Of the six cases charged against him, Jayanandan was acquitted in three, but convicted in two. He was sentenced to death in one of them by a trial court, which was reduced to life imprisonment by the Kerala High Court, and further reduced to 20 years by the Supreme Court.  

Project 39A, a legal aid and research organisation, took up Jayanandan’s case to get the death sentence reduced to life imprisonment. Keerthi says that her family is indebted to Anup Surendranath, executive director of Project 39 A, for all that the firm has done.

When her turn came, Keerthi was very apprehensive to appear for her father's parole, she says. “My parents were sure of getting parole, but I was very tense. Luckily, by then, we were able to get an affidavit stating that my father was acquitted in three of the five cases he was accused in,” she remembers.  

The three acquittals had however received little media attention, and the public, especially those in the family’s village, still thought of Jayanandan as the convict in five murder cases. Nidheesh’s story brings out how the evidence used to convict Jayanandan in the two cases raise many questions. He interviewed several witnesses and unearthed many key details related to the cases. He kept Keerthi in the loop, getting her to file Right to Information requests when necessary. The family hopes to go to the Supreme Court with the second case in which Jayanandan was convicted. Keerthi has a younger sister called Kashmira, who is a medical student.

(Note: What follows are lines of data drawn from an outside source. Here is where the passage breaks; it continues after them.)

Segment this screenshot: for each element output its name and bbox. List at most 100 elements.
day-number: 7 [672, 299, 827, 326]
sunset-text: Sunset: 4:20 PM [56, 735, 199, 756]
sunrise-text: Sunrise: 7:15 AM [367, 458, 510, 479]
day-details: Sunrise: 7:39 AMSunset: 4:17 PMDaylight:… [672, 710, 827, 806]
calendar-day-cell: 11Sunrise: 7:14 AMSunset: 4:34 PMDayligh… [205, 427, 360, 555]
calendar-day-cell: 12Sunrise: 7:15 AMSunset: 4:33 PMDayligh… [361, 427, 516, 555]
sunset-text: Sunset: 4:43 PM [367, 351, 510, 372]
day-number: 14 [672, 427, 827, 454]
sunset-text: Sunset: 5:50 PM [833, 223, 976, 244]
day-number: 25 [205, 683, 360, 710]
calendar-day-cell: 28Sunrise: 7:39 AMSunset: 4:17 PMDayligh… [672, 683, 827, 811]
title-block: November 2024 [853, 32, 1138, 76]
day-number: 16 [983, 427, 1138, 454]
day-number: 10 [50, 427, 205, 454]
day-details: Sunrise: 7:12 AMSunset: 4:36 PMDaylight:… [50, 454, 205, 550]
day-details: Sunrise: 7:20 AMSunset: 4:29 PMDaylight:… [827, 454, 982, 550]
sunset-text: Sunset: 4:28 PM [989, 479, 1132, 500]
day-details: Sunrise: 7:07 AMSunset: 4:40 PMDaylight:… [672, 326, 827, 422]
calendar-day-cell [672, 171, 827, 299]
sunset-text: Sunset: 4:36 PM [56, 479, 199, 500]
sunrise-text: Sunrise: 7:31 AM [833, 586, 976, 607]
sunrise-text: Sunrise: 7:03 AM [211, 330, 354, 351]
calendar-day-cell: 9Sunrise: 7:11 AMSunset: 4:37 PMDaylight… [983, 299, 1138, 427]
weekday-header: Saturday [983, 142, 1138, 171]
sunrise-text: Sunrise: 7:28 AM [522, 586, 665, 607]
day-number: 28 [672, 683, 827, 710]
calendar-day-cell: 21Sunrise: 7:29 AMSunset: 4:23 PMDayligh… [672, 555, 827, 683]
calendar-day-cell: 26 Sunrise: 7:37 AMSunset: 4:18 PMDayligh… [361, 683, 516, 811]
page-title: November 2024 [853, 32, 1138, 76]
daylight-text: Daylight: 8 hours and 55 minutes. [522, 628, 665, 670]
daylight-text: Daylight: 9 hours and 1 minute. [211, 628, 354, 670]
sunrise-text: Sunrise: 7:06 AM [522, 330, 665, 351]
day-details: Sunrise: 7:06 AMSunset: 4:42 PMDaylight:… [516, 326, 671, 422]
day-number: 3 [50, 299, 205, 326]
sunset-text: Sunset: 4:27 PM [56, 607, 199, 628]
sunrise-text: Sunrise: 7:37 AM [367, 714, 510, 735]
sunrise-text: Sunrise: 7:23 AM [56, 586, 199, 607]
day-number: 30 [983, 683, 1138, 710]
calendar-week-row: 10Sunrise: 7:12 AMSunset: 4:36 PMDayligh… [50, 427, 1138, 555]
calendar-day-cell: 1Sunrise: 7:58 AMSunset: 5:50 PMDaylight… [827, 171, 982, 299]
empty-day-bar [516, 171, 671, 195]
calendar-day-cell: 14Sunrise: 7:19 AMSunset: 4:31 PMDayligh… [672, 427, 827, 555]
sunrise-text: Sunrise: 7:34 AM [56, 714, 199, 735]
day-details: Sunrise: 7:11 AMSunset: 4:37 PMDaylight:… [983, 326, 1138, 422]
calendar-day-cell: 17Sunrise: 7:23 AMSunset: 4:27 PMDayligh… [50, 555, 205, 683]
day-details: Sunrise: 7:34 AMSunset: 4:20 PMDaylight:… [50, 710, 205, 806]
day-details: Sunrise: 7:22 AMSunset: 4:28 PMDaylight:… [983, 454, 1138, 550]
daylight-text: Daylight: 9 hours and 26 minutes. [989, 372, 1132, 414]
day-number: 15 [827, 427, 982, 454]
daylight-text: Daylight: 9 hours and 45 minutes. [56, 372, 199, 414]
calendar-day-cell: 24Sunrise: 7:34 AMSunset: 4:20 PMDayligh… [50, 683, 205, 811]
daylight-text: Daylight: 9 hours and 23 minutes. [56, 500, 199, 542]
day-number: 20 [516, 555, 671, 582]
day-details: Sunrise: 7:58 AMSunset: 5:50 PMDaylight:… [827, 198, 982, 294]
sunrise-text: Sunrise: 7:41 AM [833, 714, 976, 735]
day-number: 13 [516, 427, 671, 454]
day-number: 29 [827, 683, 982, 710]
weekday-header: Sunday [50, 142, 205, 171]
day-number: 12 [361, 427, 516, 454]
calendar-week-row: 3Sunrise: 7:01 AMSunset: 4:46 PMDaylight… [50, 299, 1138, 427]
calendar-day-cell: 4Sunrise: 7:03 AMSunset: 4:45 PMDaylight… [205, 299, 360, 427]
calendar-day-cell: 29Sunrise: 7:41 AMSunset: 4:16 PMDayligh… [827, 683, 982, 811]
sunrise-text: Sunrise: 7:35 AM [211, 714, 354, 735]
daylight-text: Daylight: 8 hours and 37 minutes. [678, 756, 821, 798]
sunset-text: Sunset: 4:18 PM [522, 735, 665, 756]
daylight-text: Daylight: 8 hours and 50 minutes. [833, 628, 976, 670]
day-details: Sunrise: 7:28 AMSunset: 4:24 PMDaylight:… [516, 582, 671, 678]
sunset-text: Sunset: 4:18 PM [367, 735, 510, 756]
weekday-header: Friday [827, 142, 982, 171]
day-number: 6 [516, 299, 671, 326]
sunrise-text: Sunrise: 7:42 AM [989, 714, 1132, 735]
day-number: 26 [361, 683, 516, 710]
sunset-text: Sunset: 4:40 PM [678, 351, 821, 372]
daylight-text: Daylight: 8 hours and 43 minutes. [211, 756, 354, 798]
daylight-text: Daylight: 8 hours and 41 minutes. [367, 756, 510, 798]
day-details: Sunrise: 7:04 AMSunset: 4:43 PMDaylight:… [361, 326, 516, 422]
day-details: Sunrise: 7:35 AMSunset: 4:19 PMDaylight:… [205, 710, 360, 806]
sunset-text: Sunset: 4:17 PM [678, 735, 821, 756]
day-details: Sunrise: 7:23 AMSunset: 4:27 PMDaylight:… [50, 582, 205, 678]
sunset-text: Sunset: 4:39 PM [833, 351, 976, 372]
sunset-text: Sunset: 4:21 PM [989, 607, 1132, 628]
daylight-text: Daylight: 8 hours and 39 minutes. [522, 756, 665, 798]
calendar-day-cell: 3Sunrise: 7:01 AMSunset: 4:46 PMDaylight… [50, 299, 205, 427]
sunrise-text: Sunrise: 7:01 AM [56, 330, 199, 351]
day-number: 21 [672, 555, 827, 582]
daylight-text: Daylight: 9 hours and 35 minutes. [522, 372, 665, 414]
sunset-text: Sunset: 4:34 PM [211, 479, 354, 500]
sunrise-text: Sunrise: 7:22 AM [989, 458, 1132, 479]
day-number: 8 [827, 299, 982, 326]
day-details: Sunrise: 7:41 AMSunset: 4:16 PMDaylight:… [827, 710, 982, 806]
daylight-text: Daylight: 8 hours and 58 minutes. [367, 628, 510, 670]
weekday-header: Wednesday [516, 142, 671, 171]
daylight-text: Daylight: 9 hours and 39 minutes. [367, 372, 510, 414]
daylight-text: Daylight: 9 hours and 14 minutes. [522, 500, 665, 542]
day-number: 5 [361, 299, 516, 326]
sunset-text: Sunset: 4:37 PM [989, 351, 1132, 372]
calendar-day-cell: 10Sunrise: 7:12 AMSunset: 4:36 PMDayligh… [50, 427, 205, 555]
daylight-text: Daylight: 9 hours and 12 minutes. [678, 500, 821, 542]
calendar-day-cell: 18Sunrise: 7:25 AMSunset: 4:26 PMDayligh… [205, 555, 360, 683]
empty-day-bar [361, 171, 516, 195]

“We will be going for an appeal, yes,” Keerthi says. She has been visiting Jayanandan ever since he was moved to the Viyyur Central Jail in Thrissur in 2019. Before that, he had stints in jails in Ernakulam, Thrissur, and Thiruvananthapuram. Twice, Jayanandan broke out of jail, after which he was shifted again.

Keerthi and her father don’t talk much about the cases when they meet in jail, she says. But when Anil, her fiancé, had first proposed to her, Keerthi wanted it presented to her father. So Anil and his father (incidentally, a police official) went to see Jayanandan in jail. “My father told me that what matters is my choice, nothing else,” she says.